Syn-McJ / TFClassify-Unity-Barracuda

An example of using Tensorflow and ONNX models with Unity Barracuda inference engine for image classification and object detection.
MIT License
124 stars 32 forks source link

Input shape Mismatch when converting another keras model to onnx #4

Closed artiransaygin closed 4 years ago

artiransaygin commented 4 years ago

Hi, First of all great project, reall useful. I am trying to do face detection specifically instead of object detection, so I need an onnx tiny yolo model trained for this task. I was able to find a pre-trained keras model so its extension is h5. I saw that you converted tiny yolo model to onnx with the tool called OnnxMLTools. I am using keras2onnx but the input's shape turns out to be (1, 416, 3, 416) instead of (1, 416, 416, 3) and I believe this creates a problem. Can you please explain how to use OnnxMLTools because I wasn't able to figure out how to use it after reading the readme file?

Syn-McJ commented 4 years ago

@artiransaygin I don't think I was using OnnxMLTools myself, I found an onnx model here that is seemingly was converted that way.

I myself use darkflow for training yolo models, it seems to work fine.

As for your input shape (1, 416, 3, 416) - that's a weird shape, but all it means is that you'll need different order of pixels in data that you provide. So if in my TransformInput method I go row by row and order pixels like this: rgbrgbrgb...., then you'll probably need to do rrrr....gggg...bbbbb for each row. However, this is an error-prone process and you'll likely to spend some time trying to make it work, so I would instead try to train a model with normal input shape.

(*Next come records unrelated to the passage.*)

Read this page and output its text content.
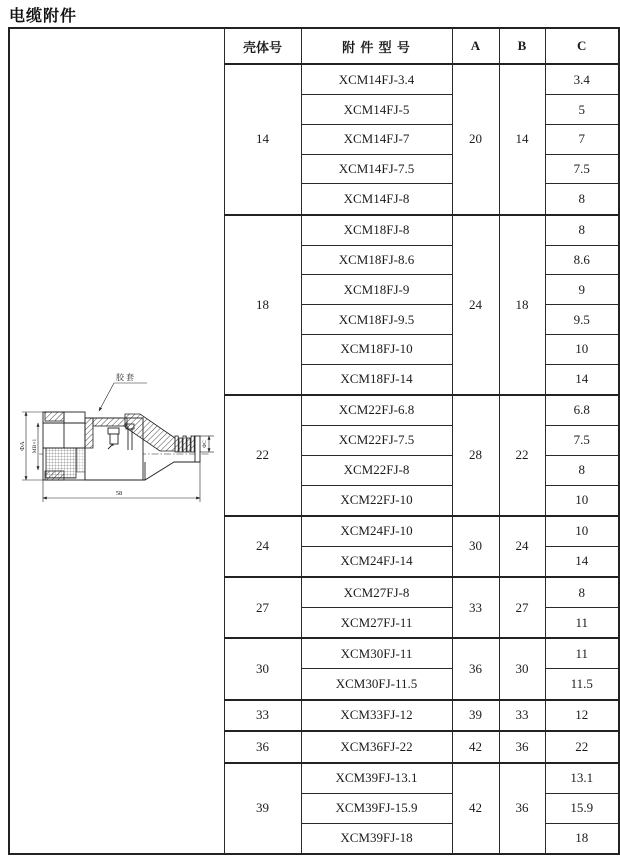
电缆附件
胶 套
ΦA MB×1 ΦC
58	壳体号	附 件 型 号	A	B	C
	14	XCM14FJ-3.4	20	14	3.4
		XCM14FJ-5			5
		XCM14FJ-7			7
		XCM14FJ-7.5			7.5
		XCM14FJ-8			8
	18	XCM18FJ-8	24	18	8
		XCM18FJ-8.6			8.6
		XCM18FJ-9			9
		XCM18FJ-9.5			9.5
		XCM18FJ-10			10
		XCM18FJ-14			14
	22	XCM22FJ-6.8	28	22	6.8
		XCM22FJ-7.5			7.5
		XCM22FJ-8			8
		XCM22FJ-10			10
	24	XCM24FJ-10	30	24	10
		XCM24FJ-14			14
	27	XCM27FJ-8	33	27	8
		XCM27FJ-11			11
	30	XCM30FJ-11	36	30	11
		XCM30FJ-11.5			11.5
	33	XCM33FJ-12	39	33	12
	36	XCM36FJ-22	42	36	22
	39	XCM39FJ-13.1	42	36	13.1
		XCM39FJ-15.9			15.9
		XCM39FJ-18			18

artiransaygin commented 4 years ago

@Syn-McJ Thanks for the explanation. I agree with the fact that trying to adjust the code to make it compatible with the input shape would be really tricky. At the moment, I am training the model with WIDER face training dataset. I might ask for your help again if needed. Thanks a lot.

artiransaygin commented 4 years ago

@Syn-McJ I trained the model and finally I'm getting some detections on Unity. The problem is the bounding boxes look a bit shifted and the confidences are too low, usually around 0.25. I am using my laptop's webcam and not an Android phone. Do you think that might be a reason behind the shifts? And according to what you picked your anchors, should I try changing them? Finally, can I use a yolo model rather than a tiny-yolo model with your project? Huge thanks!

Syn-McJ commented 4 years ago

@artiransaygin Glad you made it work.

The full yolo model should work just as well, but there might be problems with high memory usage on low ram devices.

I haven't tested the example with laptop's webcam, only on a device and boundaries were ok on my android and ios devices. If you have problems with boundaries you could tap into raw percentage results that the model is returning and see why is mismatch happening.

Confidence was generally low, yes, I'm not sure what is the exact reason. It will require some more investigation which I don't have enough time for at the moment. Besides, the example doesn't even work with the latest plugin version, which might indicate at a bigger problem either in my code or in Barracuda.